Joshua Bell © Lisa Marie Mazzucco
Joshua Bell
© Lisa Marie Mazzucco

Glinka’s overture from Ruslan and Ludmilla makes a wonderful curtain-raiser, and worked well here, the orchestral contributions being full of zest and energy under Stern, who was not guilty of taking this music too slowly! The DSO strings and woodwinds excelled and the brass was on its very best behavior.

Following this, Joshua Bell dazzled in a virtuoso attack on Ravel’s Tzigane. It’s Ravel that doesn’t typically sound like Ravel, but is full of strong melodic lines and certainly counts as a crowd-pleaser. The Detroit players remained impressive, despite having far less to do.

From here, we entered the real meat of the concert. Stravinsky’s Firebird Suite is not always a sure winner, but in the hands of a genuine podium presence like Michael Stern, it soared. Focused on color and maximum contrast, each movement was carefully balanced. A huge range of dynamics was on display, as were elastic tempos that allowed for real excitement. The finale, taken more slowly than usual, was effective.

Following the intermission, Kodály’s Dances of Galánta sparkled. Stern had a great time, again wringing drops of color from every section of the orchestra. Stern’s latest album featured Bartók, exceptionally done, so it’s no wonder that this was equally successful. Kodály may not command the concert appeal of his fellow Hungarian, but this was a favorite composer — and work — of former DSO Music Director Antal Doráti. Intentional or not, this terrific performance paid tribute both to his legacy and to that of the orchestra.

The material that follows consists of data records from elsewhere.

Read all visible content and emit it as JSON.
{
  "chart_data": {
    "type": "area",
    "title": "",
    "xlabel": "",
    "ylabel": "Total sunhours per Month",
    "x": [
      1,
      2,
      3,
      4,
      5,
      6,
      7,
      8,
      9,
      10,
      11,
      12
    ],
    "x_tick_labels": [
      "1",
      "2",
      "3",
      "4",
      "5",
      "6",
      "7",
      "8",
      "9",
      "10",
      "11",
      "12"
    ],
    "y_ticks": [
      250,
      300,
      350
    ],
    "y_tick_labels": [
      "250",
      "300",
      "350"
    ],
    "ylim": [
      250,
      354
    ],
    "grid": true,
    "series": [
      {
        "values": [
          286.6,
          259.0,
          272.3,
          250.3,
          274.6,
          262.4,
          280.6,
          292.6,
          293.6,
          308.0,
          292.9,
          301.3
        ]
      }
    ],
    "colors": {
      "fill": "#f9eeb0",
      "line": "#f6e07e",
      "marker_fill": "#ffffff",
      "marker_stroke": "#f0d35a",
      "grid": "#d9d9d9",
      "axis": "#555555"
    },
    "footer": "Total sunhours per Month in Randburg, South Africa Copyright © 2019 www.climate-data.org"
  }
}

Finally, Bell returned to star in a gorgeously conceived reading of Bruch's popular Violin Concerto no. 1 in G minor. Stern is the son of the late, great violinist Isaac Stern. The orchestral contributions were dynamic and fully worthy of sharing the spotlight with Bell, who still amazes through his tremendous enthusiasm and energy. Backed by a clearly happy DSO, he wove melodies effortlessly. Sweet and tender in the Adagio movement, he easily won over his audience even before the final bars. The rapt audience attention throughout, as well as the repeated ovations that followed, served as a strong reminder that Detroit is still alive and well. I hope that the enthusiastic reactions on display will encourage the DSO and Meadow Brook to rekindle a relationship that saw greats like James Levine and Robert Shaw once grace its stage.